Le habían dicho que siguiera el camino de alfombras y que rodeando las mesas encontraría un pasillo con las oficinas de la editorial. Dio una mirada al nuevo lugar de Sebrel; no lo habían inaugurado todavía —vio, apoyados contra una pared, un par de tablones junto a un anaquel de vidrio vacío y varias pilas de libros en el suelo, sobre las que se había depositado polvo de la construcción— pero salvo por estos últimos detalles estaba todo terminado, a punto de estrenar; lo que quería decir, pensó en un reflejo de maldad, que ya no tenía arreglo. Era, obviamente, un café literario, al que Sebrel había conseguido agregar con disimulo sus oficinas en la parte de atrás. El diseño trataba de imitar a la librería de clásicos que había inaugurado la idea en la ciudad, pero aquí algo había salido mal. No era la falta de dinero: Sebrel debía tener una aguda conciencia de la leyenda que circulaba sobre su mezquindad y si algo se notaba —si algo se había preocupado por hacer notar— era que esa mezquindad la reservaba exclusivamente para sus escritores.
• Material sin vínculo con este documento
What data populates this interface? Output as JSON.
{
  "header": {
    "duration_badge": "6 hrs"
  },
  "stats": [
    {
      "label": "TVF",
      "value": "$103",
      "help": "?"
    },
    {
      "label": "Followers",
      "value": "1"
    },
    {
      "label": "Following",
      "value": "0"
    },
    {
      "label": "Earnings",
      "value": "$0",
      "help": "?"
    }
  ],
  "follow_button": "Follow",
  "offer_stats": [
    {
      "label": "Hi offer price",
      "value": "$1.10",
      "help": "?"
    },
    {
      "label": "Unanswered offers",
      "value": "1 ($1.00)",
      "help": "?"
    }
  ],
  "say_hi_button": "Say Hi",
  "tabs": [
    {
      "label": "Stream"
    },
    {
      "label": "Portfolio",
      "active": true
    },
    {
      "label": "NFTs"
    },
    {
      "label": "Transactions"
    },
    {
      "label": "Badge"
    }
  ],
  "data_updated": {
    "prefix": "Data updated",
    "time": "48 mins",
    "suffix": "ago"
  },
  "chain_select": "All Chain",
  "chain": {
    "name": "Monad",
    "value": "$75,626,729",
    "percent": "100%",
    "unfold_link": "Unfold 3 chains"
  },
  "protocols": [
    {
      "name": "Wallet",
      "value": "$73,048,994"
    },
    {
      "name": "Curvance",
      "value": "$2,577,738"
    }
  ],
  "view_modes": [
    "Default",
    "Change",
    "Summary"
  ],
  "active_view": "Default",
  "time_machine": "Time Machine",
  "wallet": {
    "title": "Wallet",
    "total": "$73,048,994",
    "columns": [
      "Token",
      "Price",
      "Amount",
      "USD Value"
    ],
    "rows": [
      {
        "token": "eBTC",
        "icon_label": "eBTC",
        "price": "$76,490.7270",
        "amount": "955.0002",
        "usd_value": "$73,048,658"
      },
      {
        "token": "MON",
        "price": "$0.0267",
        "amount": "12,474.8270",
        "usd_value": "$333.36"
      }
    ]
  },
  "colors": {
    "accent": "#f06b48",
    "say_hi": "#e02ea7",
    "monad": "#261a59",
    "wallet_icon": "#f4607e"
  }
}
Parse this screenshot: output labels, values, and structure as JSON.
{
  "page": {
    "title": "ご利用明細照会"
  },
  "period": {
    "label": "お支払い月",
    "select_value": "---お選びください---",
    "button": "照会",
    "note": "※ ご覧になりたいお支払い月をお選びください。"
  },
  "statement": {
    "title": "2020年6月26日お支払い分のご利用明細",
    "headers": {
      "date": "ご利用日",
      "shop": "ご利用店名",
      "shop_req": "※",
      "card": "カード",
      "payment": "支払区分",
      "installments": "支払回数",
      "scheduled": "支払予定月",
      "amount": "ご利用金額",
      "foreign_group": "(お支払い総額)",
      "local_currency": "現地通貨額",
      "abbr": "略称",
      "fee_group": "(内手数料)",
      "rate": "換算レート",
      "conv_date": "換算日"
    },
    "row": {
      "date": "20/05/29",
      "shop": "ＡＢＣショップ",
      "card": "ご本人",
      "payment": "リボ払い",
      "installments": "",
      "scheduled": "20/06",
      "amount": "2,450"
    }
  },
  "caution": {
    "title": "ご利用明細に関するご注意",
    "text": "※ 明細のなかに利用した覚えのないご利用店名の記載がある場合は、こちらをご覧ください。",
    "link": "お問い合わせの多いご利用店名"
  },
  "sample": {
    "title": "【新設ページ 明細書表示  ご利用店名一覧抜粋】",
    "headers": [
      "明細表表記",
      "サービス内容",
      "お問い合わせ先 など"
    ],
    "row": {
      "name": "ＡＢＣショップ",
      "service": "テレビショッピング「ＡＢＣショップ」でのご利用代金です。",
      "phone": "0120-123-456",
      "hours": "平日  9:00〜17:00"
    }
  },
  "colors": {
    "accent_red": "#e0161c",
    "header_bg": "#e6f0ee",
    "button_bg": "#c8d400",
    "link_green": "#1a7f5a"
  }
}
Había una profusión de maderas, de distintos tonos de madera, pero desgraciadamente el efecto general no era de calidez, sino en todo caso de sofocación. Y aunque él no hubiera sabido decir dónde —tal vez el empapelado demasiado florido de las paredes del fondo, o los cuadros de caza superpuestos— había en algún lado un abigarramiento fatal, como si se hubiera filtrado a último momento, a pesar del esfuerzo de los decoradores, una nota personal del editor que arruinaba el conjunto.
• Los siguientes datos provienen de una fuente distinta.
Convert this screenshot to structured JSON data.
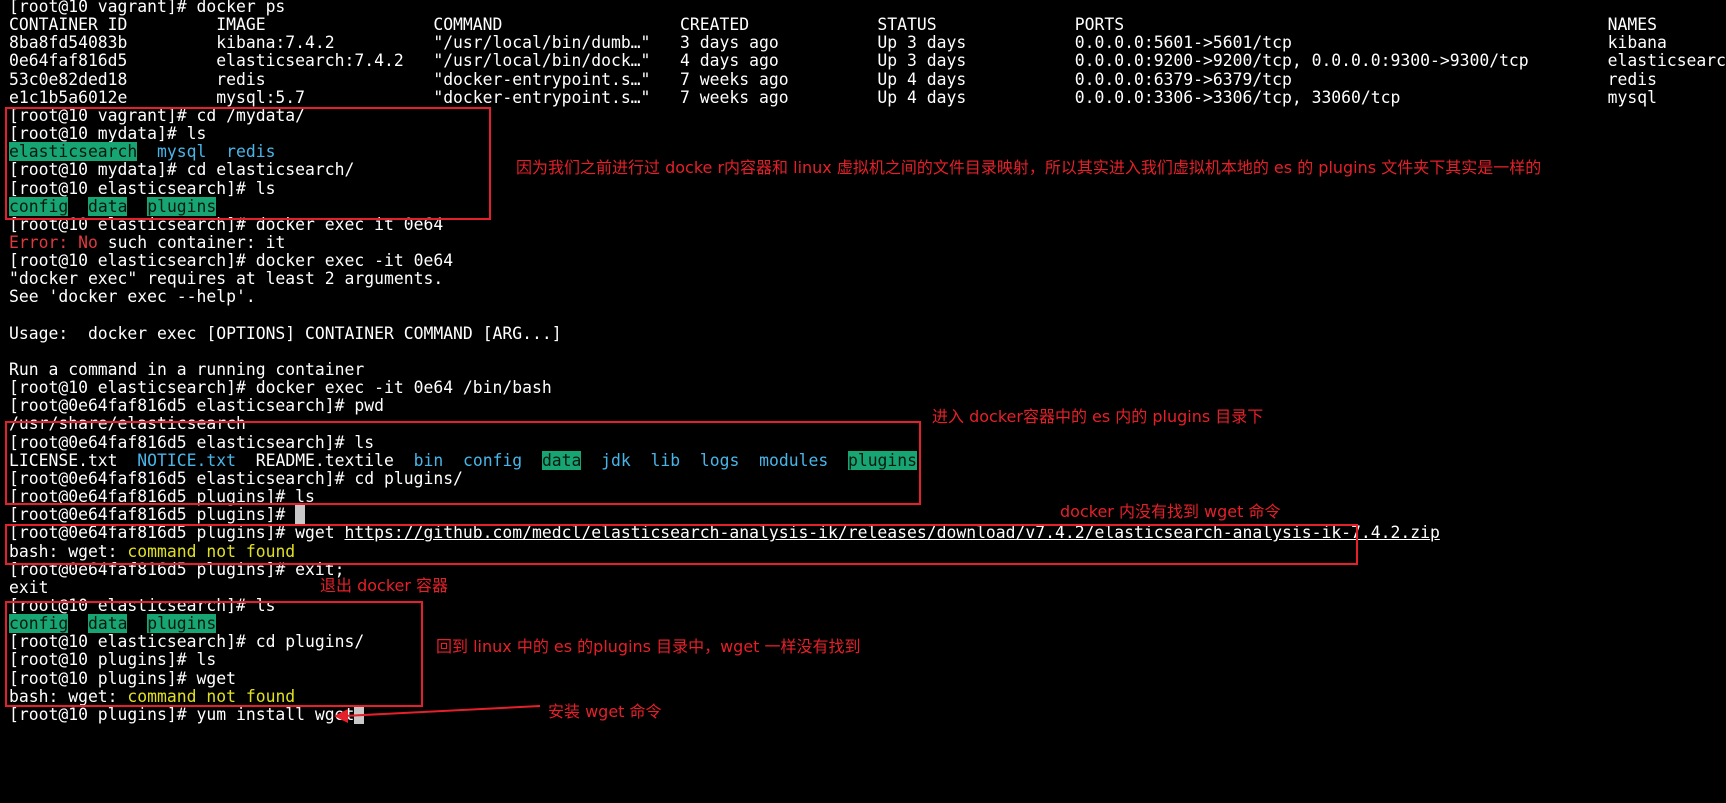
{
  "terminal": {
    "lines": [
      [
        {
          "t": "[root@10 vagrant]# docker ps"
        }
      ],
      [
        {
          "t": "CONTAINER ID         IMAGE                 COMMAND                  CREATED             STATUS              PORTS                                                 NAMES"
        }
      ],
      [
        {
          "t": "8ba8fd54083b         kibana:7.4.2          \"/usr/local/bin/dumb…\"   3 days ago          Up 3 days           0.0.0.0:5601->5601/tcp                                kibana"
        }
      ],
      [
        {
          "t": "0e64faf816d5         elasticsearch:7.4.2   \"/usr/local/bin/dock…\"   4 days ago          Up 3 days           0.0.0.0:9200->9200/tcp, 0.0.0.0:9300->9300/tcp        elasticsearch"
        }
      ],
      [
        {
          "t": "53c0e82ded18         redis                 \"docker-entrypoint.s…\"   7 weeks ago         Up 4 days           0.0.0.0:6379->6379/tcp                                redis"
        }
      ],
      [
        {
          "t": "e1c1b5a6012e         mysql:5.7             \"docker-entrypoint.s…\"   7 weeks ago         Up 4 days           0.0.0.0:3306->3306/tcp, 33060/tcp                     mysql"
        }
      ],
      [
        {
          "t": "[root@10 vagrant]# cd /mydata/"
        }
      ],
      [
        {
          "t": "[root@10 mydata]# ls"
        }
      ],
      [
        {
          "t": "elasticsearch",
          "c": "hl"
        },
        {
          "t": "  "
        },
        {
          "t": "mysql",
          "c": "dir"
        },
        {
          "t": "  "
        },
        {
          "t": "redis",
          "c": "dir"
        }
      ],
      [
        {
          "t": "[root@10 mydata]# cd elasticsearch/"
        }
      ],
      [
        {
          "t": "[root@10 elasticsearch]# ls"
        }
      ],
      [
        {
          "t": "config",
          "c": "hl"
        },
        {
          "t": "  "
        },
        {
          "t": "data",
          "c": "hl"
        },
        {
          "t": "  "
        },
        {
          "t": "plugins",
          "c": "hl"
        }
      ],
      [
        {
          "t": "[root@10 elasticsearch]# docker exec it 0e64"
        }
      ],
      [
        {
          "t": "Error: ",
          "c": "err"
        },
        {
          "t": "No",
          "c": "err"
        },
        {
          "t": " such container: it"
        }
      ],
      [
        {
          "t": "[root@10 elasticsearch]# docker exec -it 0e64"
        }
      ],
      [
        {
          "t": "\"docker exec\" requires at least 2 arguments."
        }
      ],
      [
        {
          "t": "See 'docker exec --help'."
        }
      ],
      [
        {
          "t": ""
        }
      ],
      [
        {
          "t": "Usage:  docker exec [OPTIONS] CONTAINER COMMAND [ARG...]"
        }
      ],
      [
        {
          "t": ""
        }
      ],
      [
        {
          "t": "Run a command in a running container"
        }
      ],
      [
        {
          "t": "[root@10 elasticsearch]# docker exec -it 0e64 /bin/bash"
        }
      ],
      [
        {
          "t": "[root@0e64faf816d5 elasticsearch]# pwd"
        }
      ],
      [
        {
          "t": "/usr/share/elasticsearch"
        }
      ],
      [
        {
          "t": "[root@0e64faf816d5 elasticsearch]# ls"
        }
      ],
      [
        {
          "t": "LICENSE.txt  "
        },
        {
          "t": "NOTICE.txt",
          "c": "dir"
        },
        {
          "t": "  README.textile  "
        },
        {
          "t": "bin",
          "c": "dir"
        },
        {
          "t": "  "
        },
        {
          "t": "config",
          "c": "dir"
        },
        {
          "t": "  "
        },
        {
          "t": "data",
          "c": "hl"
        },
        {
          "t": "  "
        },
        {
          "t": "jdk",
          "c": "dir"
        },
        {
          "t": "  "
        },
        {
          "t": "lib",
          "c": "dir"
        },
        {
          "t": "  "
        },
        {
          "t": "logs",
          "c": "dir"
        },
        {
          "t": "  "
        },
        {
          "t": "modules",
          "c": "dir"
        },
        {
          "t": "  "
        },
        {
          "t": "plugins",
          "c": "hl"
        }
      ],
      [
        {
          "t": "[root@0e64faf816d5 elasticsearch]# cd plugins/"
        }
      ],
      [
        {
          "t": "[root@0e64faf816d5 plugins]# ls"
        }
      ],
      [
        {
          "t": "[root@0e64faf816d5 plugins]# "
        },
        {
          "t": " ",
          "c": "cursor"
        }
      ],
      [
        {
          "t": "[root@0e64faf816d5 plugins]# wget "
        },
        {
          "t": "https://github.com/medcl/elasticsearch-analysis-ik/releases/download/v7.4.2/elasticsearch-analysis-ik-7.4.2.zip",
          "c": "url"
        }
      ],
      [
        {
          "t": "bash: wget: "
        },
        {
          "t": "command not found",
          "c": "warn"
        }
      ],
      [
        {
          "t": "[root@0e64faf816d5 plugins]# exit;"
        }
      ],
      [
        {
          "t": "exit"
        }
      ],
      [
        {
          "t": "[root@10 elasticsearch]# ls"
        }
      ],
      [
        {
          "t": "config",
          "c": "hl"
        },
        {
          "t": "  "
        },
        {
          "t": "data",
          "c": "hl"
        },
        {
          "t": "  "
        },
        {
          "t": "plugins",
          "c": "hl"
        }
      ],
      [
        {
          "t": "[root@10 elasticsearch]# cd plugins/"
        }
      ],
      [
        {
          "t": "[root@10 plugins]# ls"
        }
      ],
      [
        {
          "t": "[root@10 plugins]# wget"
        }
      ],
      [
        {
          "t": "bash: wget: "
        },
        {
          "t": "command not found",
          "c": "warn"
        }
      ],
      [
        {
          "t": "[root@10 plugins]# yum install wget"
        },
        {
          "t": " ",
          "c": "cursor"
        }
      ]
    ]
  },
  "annotations": [
    {
      "id": "note-mydata",
      "text": "因为我们之前进行过 docke r内容器和 linux 虚拟机之间的文件目录映射，所以其实进入我们虚拟机本地的 es 的 plugins 文件夹下其实是一样的"
    },
    {
      "id": "note-enter-docker",
      "text": "进入 docker容器中的 es 内的 plugins 目录下"
    },
    {
      "id": "note-no-wget",
      "text": "docker 内没有找到 wget 命令"
    },
    {
      "id": "note-exit",
      "text": "退出 docker 容器"
    },
    {
      "id": "note-back-linux",
      "text": "回到 linux 中的 es 的plugins 目录中，wget 一样没有找到"
    },
    {
      "id": "note-install",
      "text": "安装 wget 命令"
    }
  ],
  "colors": {
    "background": "#000000",
    "text": "#ffffff",
    "directory": "#48b5e8",
    "highlight_bg": "#17a673",
    "error": "#e0383e",
    "warning": "#e0e020",
    "annotation": "#e5202a"
  }
}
Un empleado lo detuvo cuando estaba por cruzar entre las mesas; este empleado, estaba seguro, tenía que conocerlo; se habían visto varias veces en las viejas oficinas. Pero como si el cambio de lugar hubiera producido también una modificación sutil de las reglas de juego —un retorno a casillas anteriores— le preguntó sin ninguna familiaridad adónde iba. Dijo que tenía una entrevista con Torrens, confiando en que su tono hubiera resultado lo bastante imperioso. Torrens, el lector de Sebrel, lo había llamado aquel día para anunciarle que su libro por fin estaba listo y estaba decidido a que nada le hiciera perder el buen humor. Se abrió una de las puertas del pasillo y apareció Sebrel, con el pelo tirante peinado hacia atrás y un traje verde oscuro imprevistamente sobrio. Parecía apurado pero cuando lo vio allí de pie se acercó sin ninguna vacilación, con una sonrisa auténticamente amistosa.
—Qué tal, querido —y le estrechó la mano con afecto, haciéndole varias preguntas al mismo tiempo.
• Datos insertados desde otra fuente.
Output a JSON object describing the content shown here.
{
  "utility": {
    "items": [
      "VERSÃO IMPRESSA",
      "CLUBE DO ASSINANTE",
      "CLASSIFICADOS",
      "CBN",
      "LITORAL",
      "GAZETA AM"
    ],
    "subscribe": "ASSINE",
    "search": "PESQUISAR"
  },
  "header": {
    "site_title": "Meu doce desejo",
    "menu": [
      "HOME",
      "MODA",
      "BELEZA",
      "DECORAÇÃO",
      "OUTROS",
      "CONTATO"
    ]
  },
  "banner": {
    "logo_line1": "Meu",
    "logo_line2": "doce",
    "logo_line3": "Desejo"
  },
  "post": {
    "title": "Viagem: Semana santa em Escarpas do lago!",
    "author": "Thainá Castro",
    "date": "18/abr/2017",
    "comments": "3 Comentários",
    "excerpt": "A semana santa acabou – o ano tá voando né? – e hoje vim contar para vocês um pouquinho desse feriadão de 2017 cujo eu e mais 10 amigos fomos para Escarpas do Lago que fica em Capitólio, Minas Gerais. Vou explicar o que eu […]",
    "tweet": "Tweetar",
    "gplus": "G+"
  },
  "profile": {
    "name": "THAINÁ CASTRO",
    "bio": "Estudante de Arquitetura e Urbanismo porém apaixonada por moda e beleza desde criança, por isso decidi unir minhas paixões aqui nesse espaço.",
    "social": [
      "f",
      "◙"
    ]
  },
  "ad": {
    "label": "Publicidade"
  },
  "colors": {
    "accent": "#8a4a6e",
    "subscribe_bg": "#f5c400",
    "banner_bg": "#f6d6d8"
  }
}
No era la cordialidad a tientas, algo culpable, de quien busca hacer las paces; era como si Sebrel directamente no hubiese registrado la larga pelea legal que habían sostenido durante meses, como si aquello, llegar al borde de un juicio con cada uno de sus escritores, fuese una pequeña fatalidad que no podía evitar, una debilidad incorregible de su carácter, tan conocida que no podía ofender a nadie, casi una cláusula más del contrato a la que no había que darle ninguna importancia. Lo más asombroso es que a su pesar, todo su rencor se fundía y la amabilidad consumada de Sebrel de nuevo conseguía arrastrarlo. Se encontró respondiéndole con mucha menos frialdad de lo que se había propuesto y cuando el editor, tomándolo confiadamente del brazo y abarcándolo todo alrededor con un gesto de orgullo, le preguntó qué le parecía el nuevo lugar, no tuvo valor para otra cosa que un educado elogio. Sebrel pareció olvidar su apuro y empezó a explicarle cómo quedaría todo cuando acabaran. El, que pronto desistió de seguirlo, no dejó sin embargo de prestar un resto de atención a la mímica de ese entusiasmo, como si un gesto desprevenido pudiera descubrirle la verdad definitiva sobre el editor.
Sebrel, hasta ahora, se le había escapado una y otra vez; se decía de él, y probablemente era cierto, que no había leído ninguno de los libros que publicaba. Se decía también que a pesar de todo guardaba una mezcla de admiración y orgullo por sus escritores, a los que consideraba seres de una esfera incomprensible, superior, y a los que en sus momentos de mayor enternecimiento llamaba mis gallinitas. Igualmente, no era nada de esto lo que lo intrigaba; lo que le había llamado la atención desde la primera vez, con ligeras punzadas de envidia, era en todo caso algo que estaba justamente en los gestos, en la desenvoltura con que podía tomar del hombro o llevar del brazo a una persona, en el deslizamiento justo de una mala palabra, en una inconsciente y perfecta naturalidad. Por supuesto, podía decir que era simpático, pero no era esto tampoco, no era esto todavía. Era, debía ser —decidió— la madurez. Sebrel estaba perfectamente instalado en la madurez; no quedaba en él ningún vestigio de una edad anterior, e incluso ese entusiasmo infantil con que desembalaba para él un jarrón, o le enseñaba el monograma de los vasos, era también característico, el mismo con que podría estar hablándole de un auto nuevo, o de una nueva amante. Sí, era simplemente aquello; bajo esta luz cada uno de sus gestos, todo su aplomo, se correspondían de una manera admirable, aunque algo monótona, con esa palabra y pensó que había dado al fin y al cabo con un descubrimiento menor.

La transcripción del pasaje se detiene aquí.